It’s looking like 2016 will truly be the year of the drone. While drones have been used for recreational purposes and businesses are integrating drones into their business strategies, there are still technical, legal and environmental obstacles for drones to overcome. While many tech companies are interested in making drones better, many governments are still unaware of how drones work and how beneficial they could be to society.
But what if the environmental obstacles could be worked around? One report shows that environmental obstacles are a thing of the past for drones. MIT researchers have demonstrated a drone that can avoid trees while flying at high speeds in an open field. Swiss researchers are now showing that drones can navigate forest trails better than human beings using deep learning neural networks.
The researchers, a team gathered from the Dalle Molle Institute for Artificial Intelligence, the University of Zurich and NCCR Robotics, trained drones to navigate through trails in the Swiss Alps by mounting three GoPro cameras that provided forward, left and right facing views to a headset. The researchers got 20,000 images to develop and teach an algorithm to the drones that would allow them to successfully avoid hitting trees while in flight.

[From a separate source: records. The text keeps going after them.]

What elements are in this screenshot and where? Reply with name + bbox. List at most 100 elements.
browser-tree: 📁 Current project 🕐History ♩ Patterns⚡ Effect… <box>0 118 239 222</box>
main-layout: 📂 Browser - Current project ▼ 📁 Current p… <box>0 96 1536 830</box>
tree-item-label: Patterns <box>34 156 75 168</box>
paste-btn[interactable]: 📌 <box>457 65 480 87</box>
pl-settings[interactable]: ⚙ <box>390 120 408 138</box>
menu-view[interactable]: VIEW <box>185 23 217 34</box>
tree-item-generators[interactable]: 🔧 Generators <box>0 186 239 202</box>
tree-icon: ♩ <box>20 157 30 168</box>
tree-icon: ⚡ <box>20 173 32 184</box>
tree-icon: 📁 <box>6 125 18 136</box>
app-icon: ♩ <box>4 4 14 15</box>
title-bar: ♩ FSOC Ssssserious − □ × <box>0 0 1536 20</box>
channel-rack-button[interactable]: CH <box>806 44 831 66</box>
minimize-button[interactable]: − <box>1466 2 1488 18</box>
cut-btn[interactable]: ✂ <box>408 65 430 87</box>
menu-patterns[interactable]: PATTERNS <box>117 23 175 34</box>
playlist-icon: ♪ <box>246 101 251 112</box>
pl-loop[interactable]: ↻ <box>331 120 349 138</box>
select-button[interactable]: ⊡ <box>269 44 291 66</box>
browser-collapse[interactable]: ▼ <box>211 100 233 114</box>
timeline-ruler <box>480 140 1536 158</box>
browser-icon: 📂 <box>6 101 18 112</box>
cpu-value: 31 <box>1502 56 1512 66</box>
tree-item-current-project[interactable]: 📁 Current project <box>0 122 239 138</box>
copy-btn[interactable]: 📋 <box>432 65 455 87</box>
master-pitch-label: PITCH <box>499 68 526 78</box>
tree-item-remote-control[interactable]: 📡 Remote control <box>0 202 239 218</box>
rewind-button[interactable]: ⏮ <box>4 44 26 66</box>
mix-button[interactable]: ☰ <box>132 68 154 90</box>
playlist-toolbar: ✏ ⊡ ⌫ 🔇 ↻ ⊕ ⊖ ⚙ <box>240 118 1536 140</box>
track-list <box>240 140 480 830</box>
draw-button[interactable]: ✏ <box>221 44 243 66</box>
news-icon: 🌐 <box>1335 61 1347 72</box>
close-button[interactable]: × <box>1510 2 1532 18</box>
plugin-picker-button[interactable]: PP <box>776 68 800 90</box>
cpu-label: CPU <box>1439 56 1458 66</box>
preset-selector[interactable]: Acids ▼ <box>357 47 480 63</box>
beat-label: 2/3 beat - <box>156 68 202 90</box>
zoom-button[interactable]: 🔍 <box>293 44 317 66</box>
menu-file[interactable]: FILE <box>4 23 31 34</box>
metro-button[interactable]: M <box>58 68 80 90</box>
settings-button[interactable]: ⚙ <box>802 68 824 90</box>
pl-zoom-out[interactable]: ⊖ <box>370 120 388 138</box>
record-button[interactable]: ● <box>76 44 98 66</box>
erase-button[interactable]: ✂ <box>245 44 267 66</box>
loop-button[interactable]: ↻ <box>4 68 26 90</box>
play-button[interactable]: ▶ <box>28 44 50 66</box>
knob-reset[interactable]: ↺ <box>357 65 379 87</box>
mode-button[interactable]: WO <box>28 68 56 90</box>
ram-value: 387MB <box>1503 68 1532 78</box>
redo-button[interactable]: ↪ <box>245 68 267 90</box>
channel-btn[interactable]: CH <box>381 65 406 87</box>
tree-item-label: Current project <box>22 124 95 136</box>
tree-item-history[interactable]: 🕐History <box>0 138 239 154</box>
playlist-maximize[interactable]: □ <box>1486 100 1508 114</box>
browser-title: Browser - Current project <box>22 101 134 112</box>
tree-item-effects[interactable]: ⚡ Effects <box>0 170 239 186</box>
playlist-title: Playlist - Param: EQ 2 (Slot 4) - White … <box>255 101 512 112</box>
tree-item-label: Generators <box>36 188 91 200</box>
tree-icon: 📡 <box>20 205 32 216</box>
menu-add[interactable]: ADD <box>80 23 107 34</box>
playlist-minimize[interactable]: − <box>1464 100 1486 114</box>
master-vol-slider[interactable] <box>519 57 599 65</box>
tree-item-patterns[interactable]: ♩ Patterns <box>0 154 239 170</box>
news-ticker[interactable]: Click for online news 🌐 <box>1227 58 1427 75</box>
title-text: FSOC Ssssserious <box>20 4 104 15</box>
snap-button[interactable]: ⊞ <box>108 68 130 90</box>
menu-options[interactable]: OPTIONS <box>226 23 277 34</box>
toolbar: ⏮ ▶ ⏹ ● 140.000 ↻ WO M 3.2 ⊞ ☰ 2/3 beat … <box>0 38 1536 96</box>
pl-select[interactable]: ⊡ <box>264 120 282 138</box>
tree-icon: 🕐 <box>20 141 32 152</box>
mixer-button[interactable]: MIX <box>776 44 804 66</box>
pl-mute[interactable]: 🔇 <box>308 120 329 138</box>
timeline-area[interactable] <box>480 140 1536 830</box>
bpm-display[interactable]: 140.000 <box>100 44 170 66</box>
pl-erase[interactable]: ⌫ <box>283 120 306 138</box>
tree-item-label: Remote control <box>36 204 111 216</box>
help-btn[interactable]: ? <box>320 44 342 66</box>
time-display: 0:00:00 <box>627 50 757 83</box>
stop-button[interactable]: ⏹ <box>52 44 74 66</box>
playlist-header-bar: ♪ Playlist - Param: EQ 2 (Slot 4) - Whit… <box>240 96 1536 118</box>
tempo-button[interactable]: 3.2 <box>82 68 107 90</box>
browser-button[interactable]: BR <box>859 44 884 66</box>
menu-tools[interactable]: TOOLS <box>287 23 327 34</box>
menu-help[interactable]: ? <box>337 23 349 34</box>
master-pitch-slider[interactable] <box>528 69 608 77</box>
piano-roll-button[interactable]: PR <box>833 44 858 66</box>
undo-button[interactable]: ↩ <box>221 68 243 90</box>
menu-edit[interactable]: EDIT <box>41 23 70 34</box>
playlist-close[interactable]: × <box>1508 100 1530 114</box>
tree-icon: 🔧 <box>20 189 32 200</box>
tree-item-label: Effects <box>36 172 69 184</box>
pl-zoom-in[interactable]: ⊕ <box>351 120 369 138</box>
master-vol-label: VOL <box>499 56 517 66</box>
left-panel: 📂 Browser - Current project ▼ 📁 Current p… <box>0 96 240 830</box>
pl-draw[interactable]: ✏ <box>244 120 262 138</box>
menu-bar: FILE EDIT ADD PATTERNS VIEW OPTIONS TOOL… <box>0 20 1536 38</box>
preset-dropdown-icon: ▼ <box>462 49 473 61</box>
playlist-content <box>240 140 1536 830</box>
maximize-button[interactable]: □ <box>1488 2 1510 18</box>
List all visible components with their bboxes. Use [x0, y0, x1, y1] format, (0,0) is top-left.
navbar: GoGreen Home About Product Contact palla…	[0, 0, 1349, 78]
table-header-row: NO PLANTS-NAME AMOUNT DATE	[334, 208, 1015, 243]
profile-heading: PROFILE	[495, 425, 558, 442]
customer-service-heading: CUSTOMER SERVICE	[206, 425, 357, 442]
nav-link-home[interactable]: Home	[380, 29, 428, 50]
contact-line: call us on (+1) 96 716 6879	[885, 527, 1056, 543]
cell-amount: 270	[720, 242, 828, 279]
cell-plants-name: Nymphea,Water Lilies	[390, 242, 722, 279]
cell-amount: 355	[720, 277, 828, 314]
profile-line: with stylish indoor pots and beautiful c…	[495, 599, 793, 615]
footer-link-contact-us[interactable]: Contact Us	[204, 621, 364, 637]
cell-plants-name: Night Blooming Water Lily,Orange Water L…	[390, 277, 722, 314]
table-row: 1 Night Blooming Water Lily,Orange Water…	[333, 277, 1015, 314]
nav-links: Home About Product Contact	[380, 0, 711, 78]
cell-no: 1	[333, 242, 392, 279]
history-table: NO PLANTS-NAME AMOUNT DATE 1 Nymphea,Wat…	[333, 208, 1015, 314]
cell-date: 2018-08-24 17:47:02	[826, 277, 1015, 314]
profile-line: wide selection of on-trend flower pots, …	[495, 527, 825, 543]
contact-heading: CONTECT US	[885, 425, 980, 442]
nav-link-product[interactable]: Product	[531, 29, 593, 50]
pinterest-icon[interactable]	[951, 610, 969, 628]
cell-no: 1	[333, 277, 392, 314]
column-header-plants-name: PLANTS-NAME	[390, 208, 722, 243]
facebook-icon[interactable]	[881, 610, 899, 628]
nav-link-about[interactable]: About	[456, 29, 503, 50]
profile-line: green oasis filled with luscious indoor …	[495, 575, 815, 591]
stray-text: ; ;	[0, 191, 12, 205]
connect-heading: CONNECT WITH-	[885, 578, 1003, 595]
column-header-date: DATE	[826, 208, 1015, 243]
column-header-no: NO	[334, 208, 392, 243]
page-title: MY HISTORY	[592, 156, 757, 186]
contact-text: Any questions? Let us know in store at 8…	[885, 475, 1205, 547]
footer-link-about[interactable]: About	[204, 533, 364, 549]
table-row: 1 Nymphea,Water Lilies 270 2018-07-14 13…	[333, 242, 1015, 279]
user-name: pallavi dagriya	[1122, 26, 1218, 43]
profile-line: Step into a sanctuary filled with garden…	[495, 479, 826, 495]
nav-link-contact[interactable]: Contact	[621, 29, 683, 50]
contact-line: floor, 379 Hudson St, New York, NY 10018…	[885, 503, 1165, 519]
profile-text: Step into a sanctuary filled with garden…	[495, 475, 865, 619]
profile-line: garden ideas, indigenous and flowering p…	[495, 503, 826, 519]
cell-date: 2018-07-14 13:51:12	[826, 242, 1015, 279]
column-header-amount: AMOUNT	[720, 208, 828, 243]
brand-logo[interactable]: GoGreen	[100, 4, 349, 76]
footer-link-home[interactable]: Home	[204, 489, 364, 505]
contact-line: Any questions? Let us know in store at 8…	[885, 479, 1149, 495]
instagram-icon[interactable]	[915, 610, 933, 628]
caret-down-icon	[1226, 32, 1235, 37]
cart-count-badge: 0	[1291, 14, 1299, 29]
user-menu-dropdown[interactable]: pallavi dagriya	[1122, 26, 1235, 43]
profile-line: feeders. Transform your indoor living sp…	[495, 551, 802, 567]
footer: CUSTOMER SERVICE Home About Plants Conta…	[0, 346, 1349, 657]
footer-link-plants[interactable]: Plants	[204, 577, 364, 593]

This allowed drones with only a single camera to navigate previously unexplored (to drones) trails without any human interaction whatsoever. “The algorithm was even better than humans at determining the correct direction of the trails it traveled on,” the researchers said. They claimed that an autonomous drone could predict the correct direction of a trail at 85 percent accuracy, compared to a human being’s 82 percent accuracy.
“Previous literature focused on trail segmentation, and used low-level features such as image saliency or appearance contrast; we propose a different approach based on a Deep Neural Network used as a supervised image classifier. By operating on the whole image at once, our system outputs the main direction of the trail compared to the viewing direction. Qualitative and quantitative results computed on a large real-world dataset (which we provide for download) show that our approach outperforms alternatives and yields an accuracy comparable to the accuracy of humans that are tested on the same image classification task,” the study’s abstract notes.
Thanks to the initial study’s success, the researchers intend to use these drones for search and rescue operations in remote areas, which could assist in the search for survivors after natural disasters such as forest fires and earthquakes. But does this mean that machine has won its battle over man? Not quite. The researchers said that the results are in preliminary stages and that further research is required. However, it signals a development in the capabilities of machines equipped with deep learning neural networks, and serves as an example of slight mechanical superiority over humans.